The event also included a short video clip of Team USA’s gold medal-winning race. You can’t help but feel emotional watching the finish because as a reader you know about the adversity the boys went through leading up to Berlin. You even know what was going on in the boat during the race thanks to Brown’s insight.

Brown said The Boys is more than a book about rowing, but that it’s also about us and where we come from. We read about the Pacific Northwest small towns after the stock market crash, during the depression and pre-World War II.

The event wasn’t enough to encourage my husband to pick up the book, but he did say he would watch the movie. I’m already looking forward to that date night.

What I’m Reading Wednesday

8 Apr

imgresEveryone has a story. And being the curious one that I am, I’m always asking people about theirs.

With that being said, The Boston Girl by Anita Diamant, is the perfect book for me. It’s someone simply telling their story, from beginning to nearly the end.
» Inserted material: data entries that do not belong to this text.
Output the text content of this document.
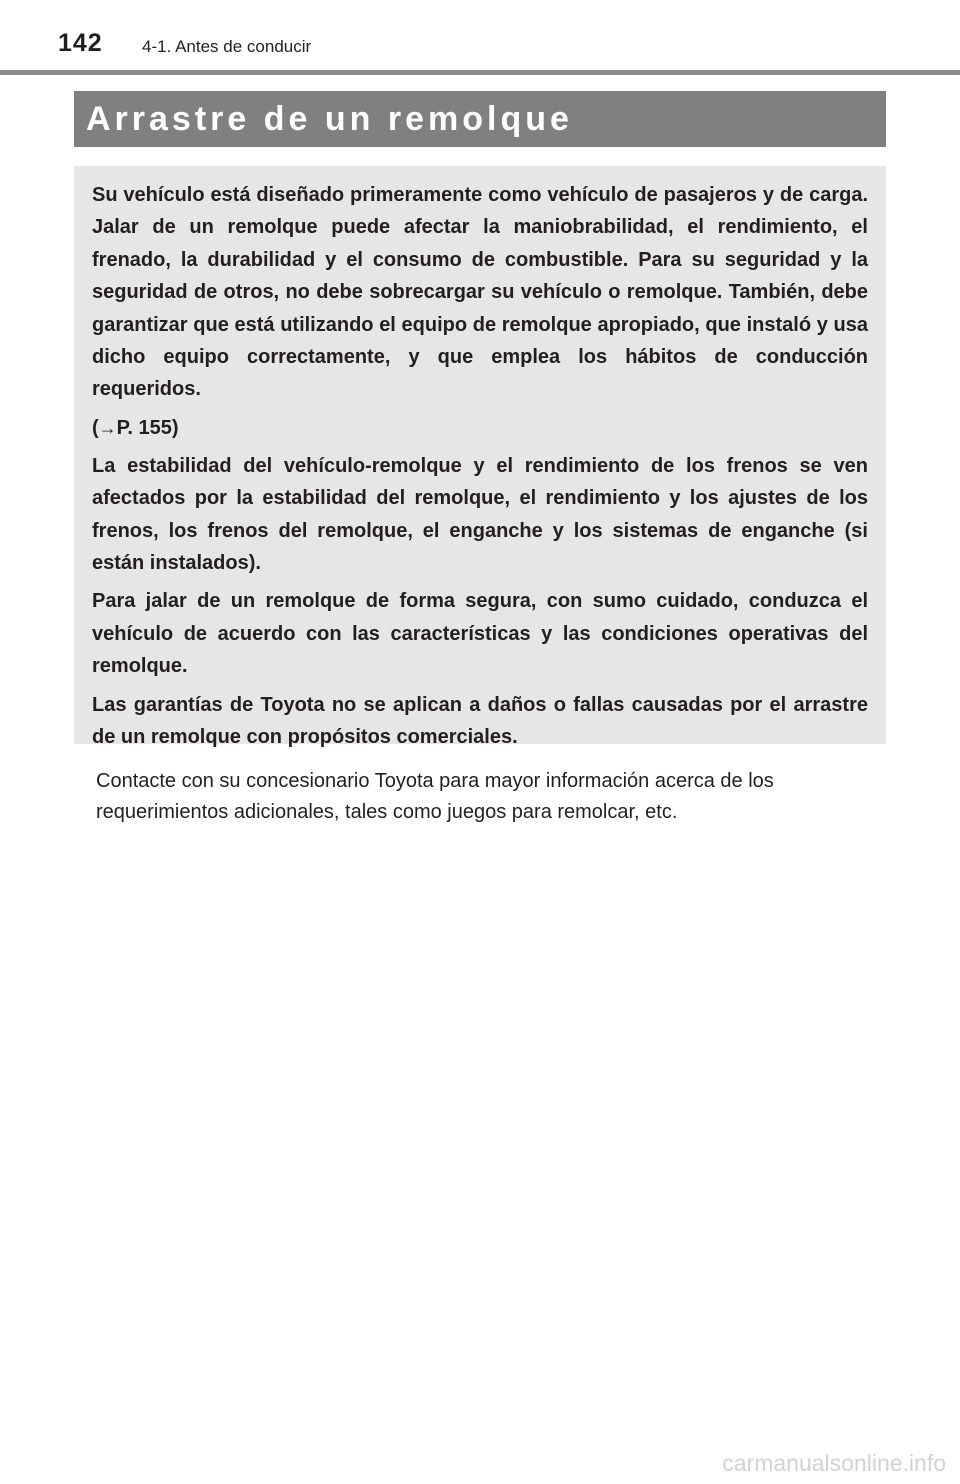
142 4-1. Antes de conducir
Arrastre de un remolque

Su vehículo está diseñado primeramente como vehículo de pasajeros y de carga. Jalar de un remolque puede afectar la maniobrabilidad, el rendimiento, el frenado, la durabilidad y el consumo de combustible. Para su seguridad y la seguridad de otros, no debe sobrecargar su vehículo o remolque. También, debe garantizar que está utilizando el equipo de remolque apropiado, que instaló y usa dicho equipo correctamente, y que emplea los hábitos de conducción requeridos.

(→P. 155)

La estabilidad del vehículo-remolque y el rendimiento de los frenos se ven afectados por la estabilidad del remolque, el rendimiento y los ajustes de los frenos, los frenos del remolque, el enganche y los sistemas de enganche (si están instalados).

Para jalar de un remolque de forma segura, con sumo cuidado, conduzca el vehículo de acuerdo con las características y las condiciones operativas del remolque.

Las garantías de Toyota no se aplican a daños o fallas causadas por el arrastre de un remolque con propósitos comerciales.

Contacte con su concesionario Toyota para mayor información acerca de los requerimientos adicionales, tales como juegos para remolcar, etc.

carmanualsonline.info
Addie Baum is the Boston Girl, born in 1900 to immigrant parents. But the story starts in 1985 when Addie’s grand-daughter asks her “How did you get to be the woman you are today?”
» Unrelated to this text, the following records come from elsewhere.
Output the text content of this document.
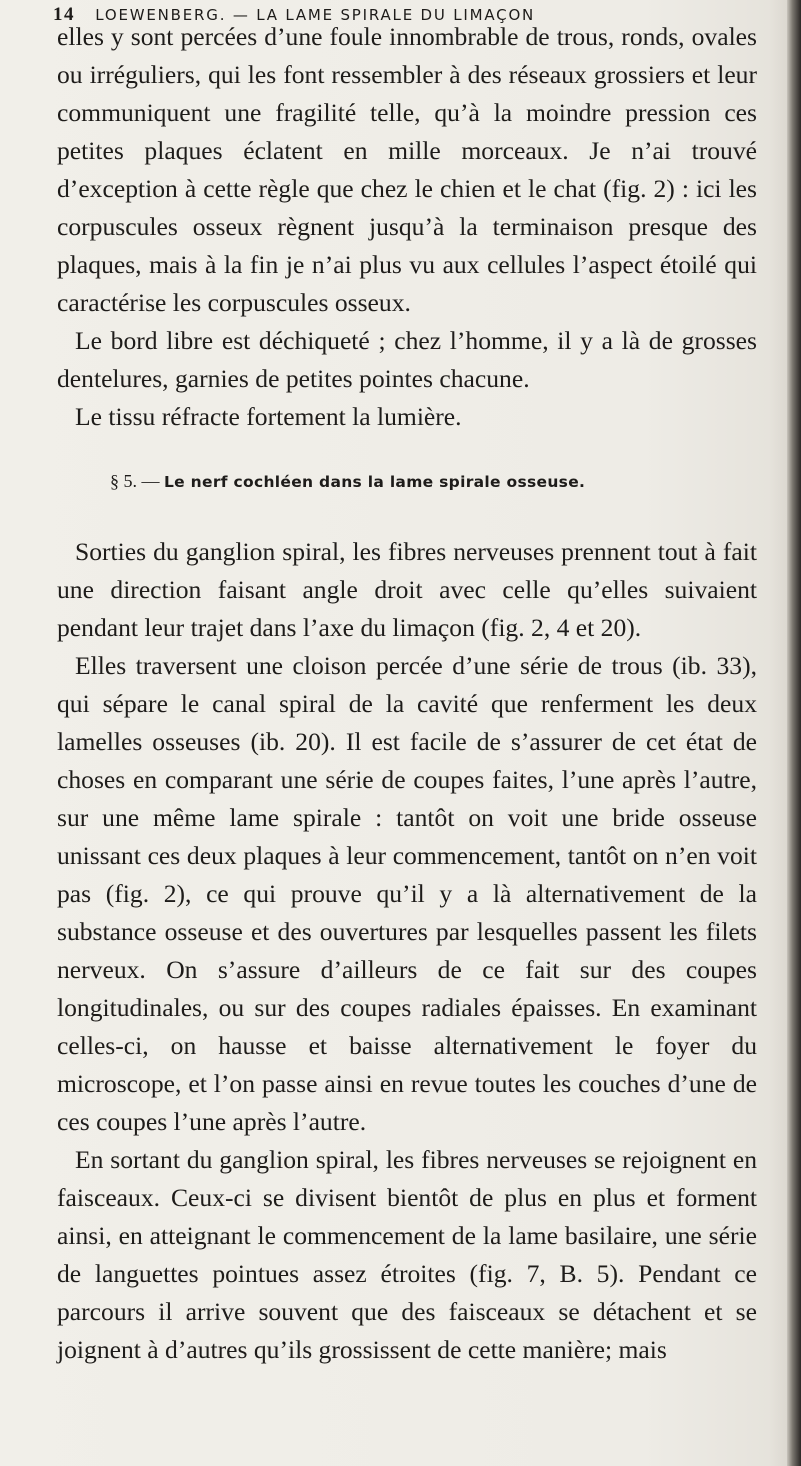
14 LOEWENBERG. — LA LAME SPIRALE DU LIMAÇON

elles y sont percées d’une foule innombrable de trous, ronds, ovales ou irréguliers, qui les font ressembler à des réseaux grossiers et leur communiquent une fragilité telle, qu’à la moindre pression ces petites plaques éclatent en mille morceaux. Je n’ai trouvé d’exception à cette règle que chez le chien et le chat (fig. 2) : ici les corpuscules osseux règnent jusqu’à la terminaison presque des plaques, mais à la fin je n’ai plus vu aux cellules l’aspect étoilé qui caractérise les corpuscules osseux.

Le bord libre est déchiqueté ; chez l’homme, il y a là de grosses dentelures, garnies de petites pointes chacune.

Le tissu réfracte fortement la lumière.

§ 5. — Le nerf cochléen dans la lame spirale osseuse.

Sorties du ganglion spiral, les fibres nerveuses prennent tout à fait une direction faisant angle droit avec celle qu’elles suivaient pendant leur trajet dans l’axe du limaçon (fig. 2, 4 et 20).

Elles traversent une cloison percée d’une série de trous (ib. 33), qui sépare le canal spiral de la cavité que renferment les deux lamelles osseuses (ib. 20). Il est facile de s’assurer de cet état de choses en comparant une série de coupes faites, l’une après l’autre, sur une même lame spirale : tantôt on voit une bride osseuse unissant ces deux plaques à leur commencement, tantôt on n’en voit pas (fig. 2), ce qui prouve qu’il y a là alternativement de la substance osseuse et des ouvertures par lesquelles passent les filets nerveux. On s’assure d’ailleurs de ce fait sur des coupes longitudinales, ou sur des coupes radiales épaisses. En examinant celles-ci, on hausse et baisse alternativement le foyer du microscope, et l’on passe ainsi en revue toutes les couches d’une de ces coupes l’une après l’autre.

En sortant du ganglion spiral, les fibres nerveuses se rejoignent en faisceaux. Ceux-ci se divisent bientôt de plus en plus et forment ainsi, en atteignant le commencement de la lame basilaire, une série de languettes pointues assez étroites (fig. 7, B. 5). Pendant ce parcours il arrive souvent que des faisceaux se détachent et se joignent à d’autres qu’ils grossissent de cette manière; mais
Readers learn the building blocks of Addie’s life of growing up in Boston, holding onto every bit of education while trying to avoid child labor. She goes through more than one tragedy, happy experiences and major accomplishments, my favorite of which is her experience working for a newspaper as a twenty-something.

Each experience, each person she meets along the way create Addie’s tale, and the story helps readers gain the appreciation that every story is worth being told.
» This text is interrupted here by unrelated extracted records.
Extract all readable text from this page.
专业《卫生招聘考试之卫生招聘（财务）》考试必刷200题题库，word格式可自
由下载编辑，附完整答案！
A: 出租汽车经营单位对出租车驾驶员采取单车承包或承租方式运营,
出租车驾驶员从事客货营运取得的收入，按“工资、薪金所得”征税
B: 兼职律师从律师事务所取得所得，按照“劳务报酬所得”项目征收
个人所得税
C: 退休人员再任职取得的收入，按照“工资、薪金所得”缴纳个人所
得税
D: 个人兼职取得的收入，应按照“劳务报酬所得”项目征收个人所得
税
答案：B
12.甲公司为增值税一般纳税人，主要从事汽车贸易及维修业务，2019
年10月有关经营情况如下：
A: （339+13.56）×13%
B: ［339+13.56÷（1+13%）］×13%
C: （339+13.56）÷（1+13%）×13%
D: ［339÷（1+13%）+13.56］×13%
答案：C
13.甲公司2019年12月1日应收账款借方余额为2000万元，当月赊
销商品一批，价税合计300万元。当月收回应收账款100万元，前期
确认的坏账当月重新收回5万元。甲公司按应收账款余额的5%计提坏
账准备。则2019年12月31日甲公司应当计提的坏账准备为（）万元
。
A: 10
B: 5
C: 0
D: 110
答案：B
A thank you goes out to my step-mom, who picked up this book for me!

What would you say if someone asked you,”how did you get to be the person you are today?”

What I’m Reading Wednesday

1 Apr

TheBoysintheBoatSometimes I come across a book I wish would never end. And sometimes the story is so compelling, I wish it were a true story. I found both traits in Daniel James Brown’s The Boys in the Boat.

Based on the University of Washington rowing team and their quest for Olympic gold in the 1936 Berlin Olympics, The Boys is more than a sports biography. It’s a compelling narrative that goes beyond surface descriptions of the nine Americans who made up the boat. It delves into the almost unimaginable personal tales of the boys who endured the Great Depression, and at times insurmountable odds, to be a part of something historical.

I tend to favor the fiction genre, but when I come across a work of non-fiction such as The Boys, I am always in awe at the amount of research the author did to obtain the historical and personal nuggets of their subject. Brown takes you inside the mind of the boys, on board their shell, the Husky Clipper, battling fatigue, rough waters and competition. This book became one of my favorites before I even reached the Author’s Notes.

I can see why Pierce County Library System selected The Boys for the 2015 Pierce County READS (one-community, one-book program). I only wish I hadn’t waited so long after hearing so many positive reviews before giving it a chance myself.

Even if you’re not a fan of sports, the personal stories alone are enough to pull in a reader. Brown weaves the story of the boys, the coaches, and the historical WWII German figures in his book.

I knew how the story would end. But yet, I could not wait to be in that boat with the boys in Germany. To see how they battled through an epic race, joined together as brothers, to bring home the gold.

Every four years during the Olympics I am often weepy watching high-caliber athletes reach the very top of their sport, often times overcoming crazy odds. This was no exception.

Thank you, Mr. Brown, for breathing such life into the boat’s story, and sharing it with the state and the world. This Washington State University graduate admits a Husky pride.